Livelihoods and Changing Notions of Sustainability Among the Tribes of Odisha
Livelihoods and Changing Notions of Sustainability Among the Tribes of Odisha
Wednesday, 9 July 2025: 00:00
Location: SJES018 (Faculty of Legal, Economic, and Social Sciences (JES))
Oral Presentation
The paper discusses relations between two backward communities in the Rayagada district in Odisha: tribal Kondhs and Dalits. Both are subject to market entrenchment and commercialisation of resources. Dalits and Kondhs share a complicated bond, entangled by old hierarchies and new intermediary caste groups with commercial interests. The paper analyses these changing associations and their influence on food sovereignty at the local level. As the Kondhs engage with multiple actors and new power dynamics emerge, they refashion their own cultural identity.

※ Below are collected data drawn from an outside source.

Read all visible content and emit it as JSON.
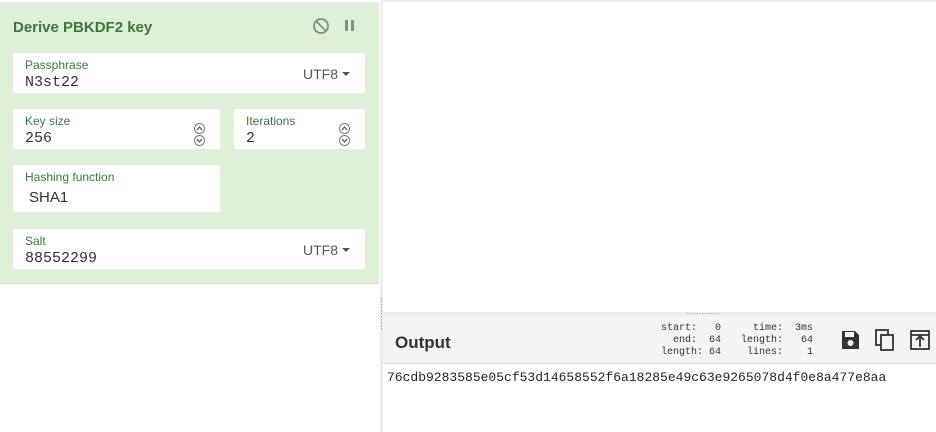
{
  "operation": {
    "title": "Derive PBKDF2 key",
    "disable_icon": "disable-icon",
    "pause_icon": "pause-icon",
    "passphrase": {
      "label": "Passphrase",
      "value": "N3st22",
      "encoding": "UTF8"
    },
    "key_size": {
      "label": "Key size",
      "value": "256"
    },
    "iterations": {
      "label": "Iterations",
      "value": "2"
    },
    "hashing_function": {
      "label": "Hashing function",
      "value": "SHA1"
    },
    "salt": {
      "label": "Salt",
      "value": "88552299",
      "encoding": "UTF8"
    }
  },
  "output": {
    "title": "Output",
    "stats": {
      "start_label": "start:",
      "start": "0",
      "end_label": "end:",
      "end": "64",
      "length_label": "length:",
      "length": "64",
      "time_label": "time:",
      "time": "3ms",
      "out_length_label": "length:",
      "out_length": "64",
      "lines_label": "lines:",
      "lines": "1"
    },
    "value": "76cdb9283585e05cf53d14658552f6a18285e49c63e9265078d4f0e8a477e8aa"
  },
  "colors": {
    "card_bg": "#dff0d8",
    "accent_green": "#3c763d",
    "output_header_bg": "#f4f4f4"
  }
}
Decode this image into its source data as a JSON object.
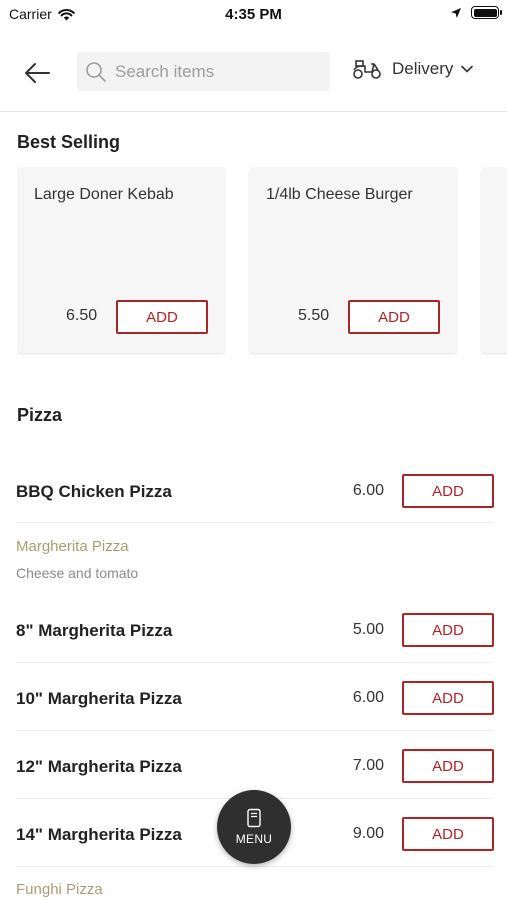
{
  "status_bar": {
    "carrier": "Carrier",
    "time": "4:35 PM"
  },
  "header": {
    "search_placeholder": "Search items",
    "delivery_label": "Delivery"
  },
  "best_selling": {
    "title": "Best Selling",
    "items": [
      {
        "name": "Large Doner Kebab",
        "price": "6.50",
        "add_label": "ADD"
      },
      {
        "name": "1/4lb Cheese Burger",
        "price": "5.50",
        "add_label": "ADD"
      }
    ]
  },
  "pizza": {
    "title": "Pizza",
    "bbq": {
      "name": "BBQ Chicken Pizza",
      "price": "6.00",
      "add_label": "ADD"
    },
    "margherita_group": {
      "title": "Margherita Pizza",
      "subtitle": "Cheese and tomato",
      "items": [
        {
          "name": "8\" Margherita Pizza",
          "price": "5.00",
          "add_label": "ADD"
        },
        {
          "name": "10\" Margherita Pizza",
          "price": "6.00",
          "add_label": "ADD"
        },
        {
          "name": "12\" Margherita Pizza",
          "price": "7.00",
          "add_label": "ADD"
        },
        {
          "name": "14\" Margherita Pizza",
          "price": "9.00",
          "add_label": "ADD"
        }
      ]
    },
    "funghi_group": {
      "title": "Funghi Pizza"
    }
  },
  "menu_button": {
    "label": "MENU"
  },
  "colors": {
    "accent": "#a7262a",
    "group_title": "#a89d72",
    "fab": "#2f2f2f"
  }
}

The focus is on the impact of these changes on the local food system and customary land patterns of the Kondhs. Capitalist expansion and the emergence of new rural classes have resulted in conflict over scarce resources. As the exchange system turned cash-based, caste hierarchies subverted, with Dalits and sundhis (OBCs) taking advantage of the new system and acting as cotton traders’ middlemen. Significantly, Kondhs, though opting for commercial crops, have staunchly preserved their customary food practices and ecosystems. Still, Kondh women’s traditional system of preserving seeds, swidden farming and engagement in local markets endure in the face of economic pressure to participate in commercial farming practices.